Balon ne demek bilmiyorum!

Gökhan Esin

gokhanesin@marinedealnews.com
Geçtiğimiz beş yüzyıl boyunca, ilerleme fikri insanların geleceğe, giderek daha fazla güvenmelerini sağladı. Bu güven krediyi ortaya çıkardı, kredi gerçek ekonomik büyümeyi, büyüme de geleceğe olan güveni güçlendirdi ve daha fazla kredi verilmesinin yolunu açtı. Bunlar bir günde olmadı elbette. Uzun bir tarihi var bu gelişmelerin. Bu uzun sürede birçok yenilik ile tanıştık; ekonomik kriz, balon, resesyon, vs… Kuşkusuz günümüzün en çekici tabiri “balon”. İşin gerçeği bu süreçte sadece bir balon ile tanışmadık. Balonun adı kâh teknoloji oldu, kâh emlak oldu. Sadece son döneme bir bakalım. 1999 teknoloji hisselerinin çöküşü, 2008 konut sektöründeki akla ziyan düşüş ve içinde bulunduğumuz emtia balonu, petrol fiyatları!

Ekonomi balondan ziyade lunapark treni gibi!
Ekonomi, bir balondan ziyade lunapark treni gibi inişli çıkışlı hareket etti ama uzun vadede, genel yönü hep yukarıydı. Çünkü hükümetler, şirketler ve bireyler kolaylıkla şimdiki gelirlerinden çok daha büyük miktarda, uzun vadeli ve düşük faizli kredi elde edebiliyorlar. Bugün dünyada o kadar çok kredi var ki!
Büyüyen küresel ekonomik pastaya olan güven, sonuçta devrim niteliğinde bir değişikliğe yol açtı. 1776’da İskoç iktisatçı Adam Smith, muhtemelen tüm zamanların en önemli ekonomik manifestosu olan “Ulusların Zenginliği” kitabını yayımladı. İlk cildin sekizinci bölümünde şu yeni iddiayı öne sürdü: Bir toprak sahibi, dokumacı veya ayakkabıcı, ailesini beslemek için gerekenden daha fazla kâr ediyorsa, bu fazlayı daha fazla çalışan istihdam etmek ve böylelikle kârını daha da artırmak için kullanır. Kârı arttıkça daha fazla çalışan istihdam eder. Dolayısıyla bireysel girişimcilerin kârındaki artış, tüm toplumun zenginliğinin ve refahının artışının temelidir.
Smith’in, insanların bencil bir şekilde kâr artırma dürtüsünün, zenginliğin temeli olduğu iddiası, insanlık tarihindeki en devrimci fikirlerden biridir. Sadece ekonomik değil, ahlaki ve siyasi anlamda da devrimci bir fikir. Smith’in söylediği kısaca şudur: Açgözlülük iyidir ve ben zenginleşerek sadece kendime değil, tüm topluma fayda sağlıyorum.
Smith insanlara ekonominin bir “kazan-kazan durumu” olduğunu, yani birinin kârının sizin de kârınız olduğunu düşünmeyi öğretti.
Smith’e göre, herkes pastadan hakkına düşen dilimi alabilir ama herkes aynı anda daha büyük bir dilim de alabilir. Şaşırdınız değil mi? Pastayı büyüterek! Pasta büyürse herkesin dilimi büyür. Kısaca özetlersek; eğer ben fakirsem sen de fakirleşirsin, çünkü senin ürünlerinden ve hizmetlerinden alamam. Eğer ben zenginsem sen de zenginleşirsin, çünkü bana bir şeyler satabilirsin.

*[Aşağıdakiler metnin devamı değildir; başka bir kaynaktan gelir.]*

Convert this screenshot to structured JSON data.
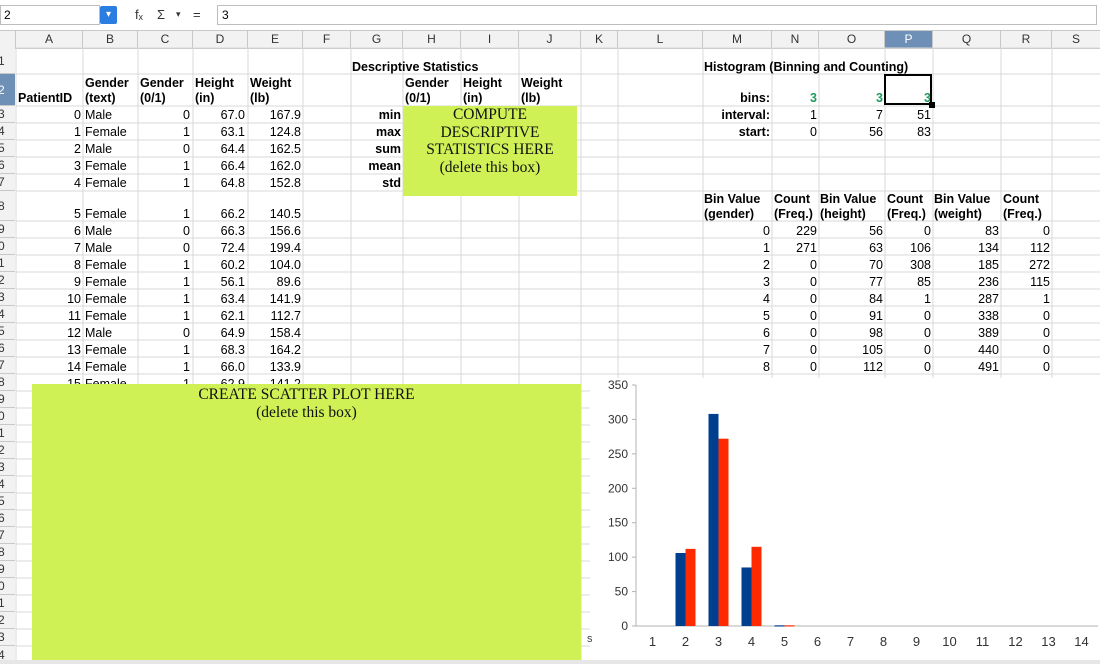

Balon ne demek bilmiyorum!
Adam Smith’in çizdiği ekonomi bu şekilde! Yani; hepimiz kazanalım. Ancak enteresan olan şu ki; “hepimiz kazanalım” sloganıyla çıkılan yol lunapark trenine döndü. Her defasında süratli bir yükselişi, yer çekimi gücüyle sert bir çakılma takip ediyor.
2013’te Ekonomi dalında Nobel Ödülü alan Eugene Fama bir röportajında “Balon ne demek bilmiyorum” demişti. Aynı yıl, aynı dalda Nobel Ödülü alan diğer bir isim; Shiller ise balonu “kişiden – kişiye yayılarak, yatırımcıların ilgisini dürten fiyat artış haberleri ve hikâyeleri ile yaşanan durum” olarak açıklar.
Madem günün sonunda tren yere çakılacak niçin akıllı yatırımcılar beklentinin tersine yatırım yapıyor? Bunun nedeni şöyle açıklanıyor; çünkü psikolojik etkilenmeyle zihnimiz, fiyat artışının olacağını ve bir yatırıma girmek gerektiğinin neredeyse mantıklı bir seçenek olduğuna ikna oluyor. Yani yatırımcılar, balonlardan çıkar sağlıyor. Kimse yangın var diye bağırmak istemiyor! Bağıran kişi takımdan atılabilir, dolayısıyla kazançlar sürekli yükseliyor. Bu ne hal diyebilirsiniz!
Yazımızın başında dediğimiz gibi, ilerleme bir şeylerin iyileşmesine yol açabilir. Ama dezavantajlarını da yanında taşır. Adam Smith’in çizdiği eskiz şu sıralar bambaşka bir resme dönüştü. Balonlar, sosyo-psikolojik bir fenomen haline geldi ve kontrol edilemiyor diyebiliriz. Sanırım Adam Smith bir şeyi atladı; beklentilerin yönetilebileceğini öngöremedi mi acaba? Bu cümleyi açmak için kısa bir örnek verelim; bir ürünün fiyatını yukarı çekmek için sürekli alım yapıldığını düşünün, belli bir ölçüde fiyat yükselir. “Ürünün tamamını satın alacağız” diye açıklama yapılırsa, fiyat aniden sıçrar! Demek istediğim şu ki; “beklentileri yöneten, fiyatı belirler.” Yeter ki kimse alarm düğmesine basmasın!